Para ver el paisaje subimos la cuesta, particularmente tortuosa en sandalias de playa. La tierra es tan seca que las piedras ceden a cualquier torpeza; los colchones son cactus y los asideros, cujíes. Nerviosa, bromeo diciendo que me siento como una cabra. "¡Beee!", contesta un bicho a mi balido, y atónita veo bajar un chivo chocando sus cascos contra las piedras. Por el momento los últimos rayos de sol refractados en el mar abierto eclipsan la impresión. De vuelta a la realidad, nos topamos con que nuestro regreso se ve interrumpido por la chiva pastando con su prole en medio del camino. La ignorancia citadina me paraliza, haciéndome sugerir que esperemos a que terminen, pero la grosera calma de los animales nos hace optar por el plan B, espantarlos con piedras.

La noche comienza con una cena primitiva, doce manos despedazando el pescado a la luz de un par de velas. Continúa ruidosa con la algarabía de unos muchachitos irrespetuosos del sueño temprano de la gente en el caserío, para luego serenarse con el apagado sucesivo de las pocas luces, las pilas del radio, la propia luna y al final, las voces.

En la mañana, la marea ha traído al pie de las casas desperdicios varios, casi todos provenientes de los yates. Aún así, hay peces grandes que los muchachos pretenden pescar instalados en el peñero. Pasan casi dos horas de burla femenina (los anzuelos aparecen doblemente vacíos, sin carnada y sin pez gordo), y decidimos retomar la subida para llegar a la playa al otro lado de la isla. Los más impacientes se adelantan para lanzarse en un laberinto de peligrosa vegetación. Los rezagados oímos un par de voces infantiles que nos preguntan desde lejos si vamos a la playa. "¡Sí!" "¡Pero ese no es el camino; es por aquí!" Sin más, vemos aparecer un niño y una niña algo burlones, "¿Y para dónde van ellos? Se van a perder" Nos sacan de los escarpados zarzales para llevarnos por un camino blando, de arena rojiza. Una que otra espina de cactus se clava en nuestras sandalias y zapatos; la niña va descalza.

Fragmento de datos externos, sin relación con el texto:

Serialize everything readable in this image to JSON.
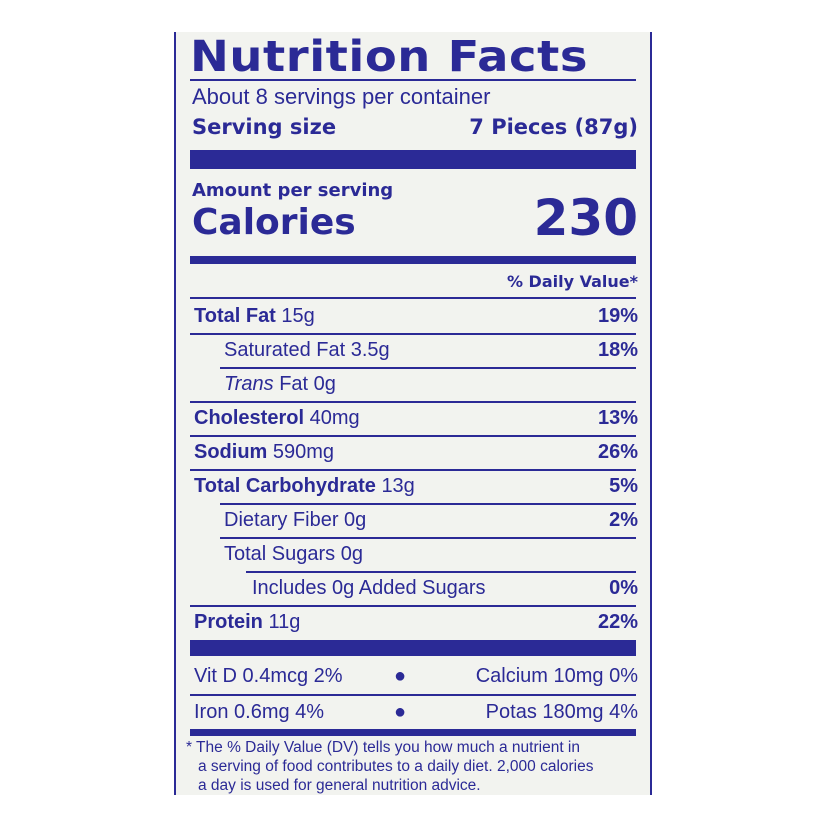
{
  "label": {
    "title": "Nutrition Facts",
    "servings_per_container": "About 8 servings per container",
    "serving_size_label": "Serving size",
    "serving_size_value": "7 Pieces (87g)",
    "amount_per_serving": "Amount per serving",
    "calories_label": "Calories",
    "calories_value": "230",
    "daily_value_header": "% Daily Value*",
    "nutrients": [
      {
        "name": "Total Fat",
        "amount": "15g",
        "dv": "19%"
      },
      {
        "name": "Saturated Fat",
        "amount": "3.5g",
        "dv": "18%"
      },
      {
        "name": "Trans",
        "name_suffix": "Fat",
        "amount": "0g",
        "dv": ""
      },
      {
        "name": "Cholesterol",
        "amount": "40mg",
        "dv": "13%"
      },
      {
        "name": "Sodium",
        "amount": "590mg",
        "dv": "26%"
      },
      {
        "name": "Total Carbohydrate",
        "amount": "13g",
        "dv": "5%"
      },
      {
        "name": "Dietary Fiber",
        "amount": "0g",
        "dv": "2%"
      },
      {
        "name": "Total Sugars",
        "amount": "0g",
        "dv": ""
      },
      {
        "name": "Includes 0g Added Sugars",
        "amount": "",
        "dv": "0%"
      },
      {
        "name": "Protein",
        "amount": "11g",
        "dv": "22%"
      }
    ],
    "vitamins": {
      "vit_d": "Vit D 0.4mcg 2%",
      "calcium": "Calcium 10mg 0%",
      "iron": "Iron 0.6mg 4%",
      "potassium": "Potas 180mg 4%"
    },
    "footnote": [
      "* The % Daily Value (DV) tells you how much a nutrient in",
      "a serving of food contributes to a daily diet. 2,000 calories",
      "a day is used for general nutrition advice."
    ],
    "ink_color": "#2b2a96"
  }
}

El niño, menor que ella, nos cuenta que se trata del camino de José María. Mucha gente se ha perdido aquí, dice. Relata con todos los colores cómo el otro día se les escapó un mono montado en un cocotero; cómo una vez sacaron a un cachicamo de su cueva; cuántas lisas y pargos se consiguen del otro lado de la isla. Me imagino a las criaturas camino a la escuela en el muelle; el uniforme sudado, los cuadernos desteñidos por el agua salada, los pies embutidos en zapatos llenos de arena.

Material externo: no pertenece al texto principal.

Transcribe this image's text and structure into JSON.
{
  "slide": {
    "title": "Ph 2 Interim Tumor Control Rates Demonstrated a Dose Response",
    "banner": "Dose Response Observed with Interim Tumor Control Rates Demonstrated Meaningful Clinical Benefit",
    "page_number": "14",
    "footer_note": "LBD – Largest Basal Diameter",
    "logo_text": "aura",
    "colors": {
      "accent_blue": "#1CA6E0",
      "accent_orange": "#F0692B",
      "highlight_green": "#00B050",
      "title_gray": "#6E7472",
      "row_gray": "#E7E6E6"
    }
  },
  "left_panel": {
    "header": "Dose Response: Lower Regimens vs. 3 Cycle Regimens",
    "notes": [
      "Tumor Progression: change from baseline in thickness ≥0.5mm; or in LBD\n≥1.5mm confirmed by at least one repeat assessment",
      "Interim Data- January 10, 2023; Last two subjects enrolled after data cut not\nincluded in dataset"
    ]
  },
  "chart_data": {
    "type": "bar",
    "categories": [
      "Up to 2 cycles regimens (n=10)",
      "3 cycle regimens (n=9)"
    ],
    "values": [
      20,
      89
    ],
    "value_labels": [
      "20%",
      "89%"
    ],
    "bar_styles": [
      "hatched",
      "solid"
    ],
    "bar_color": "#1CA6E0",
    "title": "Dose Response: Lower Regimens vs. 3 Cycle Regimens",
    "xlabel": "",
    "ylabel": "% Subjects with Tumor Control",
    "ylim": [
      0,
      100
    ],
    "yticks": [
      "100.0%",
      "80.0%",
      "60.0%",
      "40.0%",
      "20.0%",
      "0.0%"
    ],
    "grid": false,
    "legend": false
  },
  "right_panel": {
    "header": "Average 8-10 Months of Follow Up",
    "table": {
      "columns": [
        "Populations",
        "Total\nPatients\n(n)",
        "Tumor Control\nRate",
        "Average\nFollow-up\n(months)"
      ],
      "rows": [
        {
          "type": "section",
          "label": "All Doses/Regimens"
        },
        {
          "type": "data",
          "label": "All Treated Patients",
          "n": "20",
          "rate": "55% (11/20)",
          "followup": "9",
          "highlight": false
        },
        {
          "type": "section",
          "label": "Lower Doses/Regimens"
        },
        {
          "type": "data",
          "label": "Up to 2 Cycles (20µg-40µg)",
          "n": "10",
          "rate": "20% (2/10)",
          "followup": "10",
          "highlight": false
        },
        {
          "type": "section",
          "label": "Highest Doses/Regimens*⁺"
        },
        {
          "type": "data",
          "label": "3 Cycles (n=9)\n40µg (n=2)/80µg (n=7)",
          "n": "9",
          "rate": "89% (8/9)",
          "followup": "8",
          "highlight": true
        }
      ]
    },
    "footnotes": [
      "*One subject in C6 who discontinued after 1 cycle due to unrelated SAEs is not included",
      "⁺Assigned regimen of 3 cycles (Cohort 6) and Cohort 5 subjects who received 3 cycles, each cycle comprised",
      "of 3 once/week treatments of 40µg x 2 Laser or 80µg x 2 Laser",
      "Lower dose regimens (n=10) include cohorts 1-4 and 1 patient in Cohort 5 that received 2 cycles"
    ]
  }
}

En la playa hay una fogata muerta hace mucho. Uno de los muchachos insiste en el asunto de la pesca mientras los demás optamos por disolver el calor en las aguas pobladas de algas. Preocupados por la ausencia colectiva, Arelis y su familia nos van a buscar en el peñero. De regreso a la casa el mar es dolorosamente azul. En un islote ("un iceberg de roca", se me ocurre) se hace un impresionante remolino de olas que se estrellan furiosas en los cuatro costados. "¡Ajá, esos son los morochos!", salta el niño en el peñero. "Su mamá los abandonó de muchachitos y se murieron de hambre, por eso cuando se ponen bravos se llevan a la gente, no hay que dejarlos que se pongan bravos." "¿Y ella?" "Ah no, ella se murió también. ¡Uuuf!" Hay un altar en la roca que no alcanzamos a ver y al que de todos modos preferimos no acercarnos.

Mientras preparamos el almuerzo, uno de los niños juega con el caparazón. Es de un chivo. Recogemos las carpas y el peñero nos lleva de vuelta a Santa Fe. El mar parece más tranquilo que ayer. El muelle está, sin duda, más triste: el agua de la manguera se desparrama sola, sin pies descalzos que la recojan.